Pour la première fois, des astronomes sont témoins de la lumière produite par la fusion de deux trous noirs
IIl n’y a pas plus noir qu’un trou noir, l’objet le plus dense de l’univers. Leur attraction gravitationnelle est si forte que rien ne peut échapper à ses griffes, y compris la lumière.
Cependant, il est ironique de constater que lorsque deux trous noirs fusionnent dans un événement cataclysmique, ils peuvent également produire une éruption de lumière aussi puissante qu’un millier de milliards de soleils. Les astronomes ont maintenant confirmé ce phénomène pour la première fois dans une nouvelle étude.
Dessin d’entête : une paire de trous noirs réside dans le disque gazeux d’un trou noir supermassif. La fusion de la paire génère des ondes gravitationnelles suivies d’une éruption lumineuse, selon un modèle qui explique un phénomène “d’éclaircissement quasar” observé et un éventuel signal gravitationnel de l’année dernière. (Caltech/R. Hurt (IPAC))
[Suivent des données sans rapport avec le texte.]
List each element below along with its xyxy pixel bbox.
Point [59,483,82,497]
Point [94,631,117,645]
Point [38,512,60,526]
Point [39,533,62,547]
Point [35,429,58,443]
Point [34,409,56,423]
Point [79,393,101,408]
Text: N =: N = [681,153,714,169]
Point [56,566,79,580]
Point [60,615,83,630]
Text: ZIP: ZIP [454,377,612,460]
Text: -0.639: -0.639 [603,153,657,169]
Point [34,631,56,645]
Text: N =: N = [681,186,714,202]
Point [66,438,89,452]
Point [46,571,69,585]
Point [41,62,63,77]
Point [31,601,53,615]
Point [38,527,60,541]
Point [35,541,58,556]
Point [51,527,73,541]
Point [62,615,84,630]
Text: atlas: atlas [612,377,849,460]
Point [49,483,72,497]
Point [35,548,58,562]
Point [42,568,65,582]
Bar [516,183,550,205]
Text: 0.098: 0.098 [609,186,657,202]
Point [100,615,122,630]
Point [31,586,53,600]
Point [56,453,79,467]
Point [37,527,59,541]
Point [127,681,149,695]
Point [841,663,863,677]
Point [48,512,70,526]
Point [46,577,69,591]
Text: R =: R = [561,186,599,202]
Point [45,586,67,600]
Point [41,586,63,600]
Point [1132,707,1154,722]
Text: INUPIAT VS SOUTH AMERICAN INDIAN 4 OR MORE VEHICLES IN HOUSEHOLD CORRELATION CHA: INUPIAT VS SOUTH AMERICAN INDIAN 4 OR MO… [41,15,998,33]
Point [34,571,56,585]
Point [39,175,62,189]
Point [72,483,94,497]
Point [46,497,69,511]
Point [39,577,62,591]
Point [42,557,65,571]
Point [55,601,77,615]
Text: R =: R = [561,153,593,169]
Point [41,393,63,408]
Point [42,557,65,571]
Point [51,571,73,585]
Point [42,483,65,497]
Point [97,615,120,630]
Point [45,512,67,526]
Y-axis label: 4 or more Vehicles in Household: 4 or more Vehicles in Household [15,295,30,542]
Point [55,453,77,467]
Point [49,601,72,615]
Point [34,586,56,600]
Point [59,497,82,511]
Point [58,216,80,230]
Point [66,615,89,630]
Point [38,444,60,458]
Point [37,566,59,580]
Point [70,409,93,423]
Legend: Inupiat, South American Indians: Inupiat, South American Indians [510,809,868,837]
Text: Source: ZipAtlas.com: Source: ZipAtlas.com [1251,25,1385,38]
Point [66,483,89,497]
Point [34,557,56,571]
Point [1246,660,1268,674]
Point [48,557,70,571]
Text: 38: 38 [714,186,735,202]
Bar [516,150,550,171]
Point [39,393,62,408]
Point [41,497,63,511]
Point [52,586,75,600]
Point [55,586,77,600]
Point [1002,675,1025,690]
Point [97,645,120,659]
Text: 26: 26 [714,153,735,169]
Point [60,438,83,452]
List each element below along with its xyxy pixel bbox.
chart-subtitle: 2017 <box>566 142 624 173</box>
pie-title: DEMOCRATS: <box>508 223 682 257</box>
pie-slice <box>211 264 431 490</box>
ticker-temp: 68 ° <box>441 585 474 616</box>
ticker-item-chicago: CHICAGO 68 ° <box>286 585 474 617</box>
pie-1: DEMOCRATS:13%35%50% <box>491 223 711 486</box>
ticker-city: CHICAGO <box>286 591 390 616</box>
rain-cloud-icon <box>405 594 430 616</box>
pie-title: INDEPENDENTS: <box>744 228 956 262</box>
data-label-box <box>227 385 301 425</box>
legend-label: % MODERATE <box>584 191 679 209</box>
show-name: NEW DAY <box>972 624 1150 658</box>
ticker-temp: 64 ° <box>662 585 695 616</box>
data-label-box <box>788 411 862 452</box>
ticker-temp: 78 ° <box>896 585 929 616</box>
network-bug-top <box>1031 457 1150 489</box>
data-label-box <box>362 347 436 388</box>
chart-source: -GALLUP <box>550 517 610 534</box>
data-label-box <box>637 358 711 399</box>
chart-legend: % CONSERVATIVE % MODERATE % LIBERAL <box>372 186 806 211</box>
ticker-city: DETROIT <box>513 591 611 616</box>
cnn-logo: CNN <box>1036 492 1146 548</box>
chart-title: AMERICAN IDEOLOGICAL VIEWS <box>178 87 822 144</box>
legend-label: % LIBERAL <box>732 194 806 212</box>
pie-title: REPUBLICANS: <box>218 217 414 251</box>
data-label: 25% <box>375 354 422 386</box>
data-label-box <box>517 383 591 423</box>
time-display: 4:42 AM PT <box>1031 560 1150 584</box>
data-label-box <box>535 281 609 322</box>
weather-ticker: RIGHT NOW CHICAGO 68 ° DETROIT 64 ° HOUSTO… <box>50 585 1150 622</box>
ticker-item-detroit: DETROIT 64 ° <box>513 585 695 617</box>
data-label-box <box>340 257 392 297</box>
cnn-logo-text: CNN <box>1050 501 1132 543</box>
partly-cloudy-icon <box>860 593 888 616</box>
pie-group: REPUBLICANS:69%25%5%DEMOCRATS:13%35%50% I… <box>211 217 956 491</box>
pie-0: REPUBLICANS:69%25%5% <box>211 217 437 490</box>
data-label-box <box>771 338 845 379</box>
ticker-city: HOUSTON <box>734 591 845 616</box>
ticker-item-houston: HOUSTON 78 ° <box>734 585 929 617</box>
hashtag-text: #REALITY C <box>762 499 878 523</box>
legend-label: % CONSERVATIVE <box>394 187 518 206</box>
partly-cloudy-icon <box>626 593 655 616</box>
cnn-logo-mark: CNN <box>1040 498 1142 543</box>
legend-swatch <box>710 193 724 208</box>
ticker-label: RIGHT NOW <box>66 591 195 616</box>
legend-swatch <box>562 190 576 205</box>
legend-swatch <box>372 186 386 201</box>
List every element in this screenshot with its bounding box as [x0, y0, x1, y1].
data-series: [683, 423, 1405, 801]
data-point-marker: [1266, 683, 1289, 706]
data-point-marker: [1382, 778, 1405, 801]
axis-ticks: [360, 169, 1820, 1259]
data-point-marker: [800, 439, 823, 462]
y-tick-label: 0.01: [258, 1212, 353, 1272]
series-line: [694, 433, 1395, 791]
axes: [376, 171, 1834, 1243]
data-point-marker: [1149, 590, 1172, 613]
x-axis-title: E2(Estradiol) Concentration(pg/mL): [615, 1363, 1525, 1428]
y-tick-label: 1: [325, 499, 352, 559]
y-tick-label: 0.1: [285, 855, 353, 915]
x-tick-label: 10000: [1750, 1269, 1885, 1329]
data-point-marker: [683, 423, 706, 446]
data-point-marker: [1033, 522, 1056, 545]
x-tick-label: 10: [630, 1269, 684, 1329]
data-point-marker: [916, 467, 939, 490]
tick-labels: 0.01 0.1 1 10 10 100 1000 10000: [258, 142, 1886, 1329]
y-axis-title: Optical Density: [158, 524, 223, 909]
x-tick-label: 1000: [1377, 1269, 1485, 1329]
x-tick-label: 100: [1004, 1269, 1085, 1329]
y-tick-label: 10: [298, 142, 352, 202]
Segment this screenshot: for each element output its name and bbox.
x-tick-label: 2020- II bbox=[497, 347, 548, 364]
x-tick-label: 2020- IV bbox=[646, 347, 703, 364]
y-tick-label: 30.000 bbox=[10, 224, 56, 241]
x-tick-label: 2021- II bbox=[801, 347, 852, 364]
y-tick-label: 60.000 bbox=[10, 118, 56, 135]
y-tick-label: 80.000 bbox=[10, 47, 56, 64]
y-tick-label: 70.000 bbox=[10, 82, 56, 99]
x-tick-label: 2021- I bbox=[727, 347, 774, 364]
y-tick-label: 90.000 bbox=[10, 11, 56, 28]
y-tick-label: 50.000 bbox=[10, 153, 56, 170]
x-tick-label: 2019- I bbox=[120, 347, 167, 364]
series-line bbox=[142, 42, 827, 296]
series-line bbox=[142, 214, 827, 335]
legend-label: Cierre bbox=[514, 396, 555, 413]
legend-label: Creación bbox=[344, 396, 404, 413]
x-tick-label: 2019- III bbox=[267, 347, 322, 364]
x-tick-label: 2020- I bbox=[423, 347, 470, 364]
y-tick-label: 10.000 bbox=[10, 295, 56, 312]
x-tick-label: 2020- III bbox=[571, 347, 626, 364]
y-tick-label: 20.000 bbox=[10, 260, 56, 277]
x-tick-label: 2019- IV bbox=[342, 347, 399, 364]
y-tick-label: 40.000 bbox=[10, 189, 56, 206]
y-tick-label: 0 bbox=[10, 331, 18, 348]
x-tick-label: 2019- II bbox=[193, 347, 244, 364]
Le 21 mai 2019, des scientifiques affiliés aux deux détecteurs d’ondes gravitationnelles, de l’Observatoire des ondes gravitationnelles par interféromètre laser (LIGO) américain et le Virgo européen ont détecté les ondes gravitationnelles générées par la fusion de deux trous noirs, lors d’un événement baptisé S190521g.
Les ondes gravitationnelles sont essentiellement des ondulations dans le tissu de l’espace-temps qui sont générées par des interactions entre des objets cosmiques très massifs en accélération, tels que les étoiles à neutrons ou les trous noirs. Les physiciens comparent les ondes gravitationnelles aux ondes générées par une pierre jetée dans un étang.
Bien qu’elles aient été prédites par la théorie de la relativité générale d’Einstein, leur existence a été confirmée très récemment, en 2016, par le LIGO, dont les fondateurs ont reçu un an plus tard le prix Nobel de physique.
Depuis lors, les scientifiques ont découvert de nombreuses séquences d’ondes gravitationnelles, et bien d’autres encore suivront lorsque des détecteurs sensibles seront mis en service.
Mais cette histoire n’a rien à voir avec les ondes gravitationnelles. Alors qu’ils étudiaient S190521g, les physiciens du Zwicky Transient Facility (ZTF) du California Institute of Technology (Caltech) ont également repéré une éruption de lumière émise par la paire de trous noirs qui se rejoignent.
Selon Matthew Graham, professeur d’astronomie au Caltech et responsable du projet ZTF :
Ce trou noir supermassif grouillait pendant des années avant cette éruption plus abrupte. Elle s’est produite au bon moment et au bon endroit, pour coïncider avec l’onde gravitationnelle.
Les fusions de trous noirs, qui émettent de la lumière, ont déjà été imaginées. Elles ont déjà été théorisées par des physiciens dont les modèles suggéraient que la fusion des trous noirs peut entraîner le gaz chaud, la poussière et tout le reste de la matière enchevêtrée qui se trouve autour du trou noir et qui attend d’être engloutie.
L’énorme élan et la libération soudaine de l’énergie cinétique du trou noir fusionné peuvent faire réagir le gaz, générant une éruption lumineuse.
Il a été démontré que cette théorie fonctionne également en pratique. La lumière de S190521g a été visible pendant des jours, avant de s’évanouir lentement environ un mois plus tard.
Cependant, les chercheurs précisent qu’ils garderont un œil sur ce trou noir supermassif qui vient de naître. Ils espèrent repérer une nouvelle éruption dans les deux ans à venir, car elle devrait s’enfoncer à nouveau dans le disque de gaz environnant.
Selon Mansi Kasliwal, professeur adjoint d’astronomie au Caltech et coauteur de l’étude :
Des trous noirs supermassifs comme celui-ci ont tout le temps des éruptions. Ce ne sont pas des objets silencieux, mais le moment, la taille et l’emplacement de cette éruption furent spectaculaires.
La raison pour laquelle la recherche d’éruptions comme celle-ci est si importante est que cela aide énormément pour les questions d’astrophysique et de cosmologie. Si nous pouvons le refaire et détecter la lumière provenant de la fusion d’autres trous noirs, nous pourrons alors déterminer les foyers de ces trous noirs et en apprendre davantage sur leurs origines.
L’étude publiée dans Physical Review Letters : Candidate Electromagnetic Counterpart to the Binary Black Hole Merger Gravitational-Wave Event S190521g* et présentée sur le site du Zwicky Transient Facility : Black Hole Collision May Have Exploded with Light.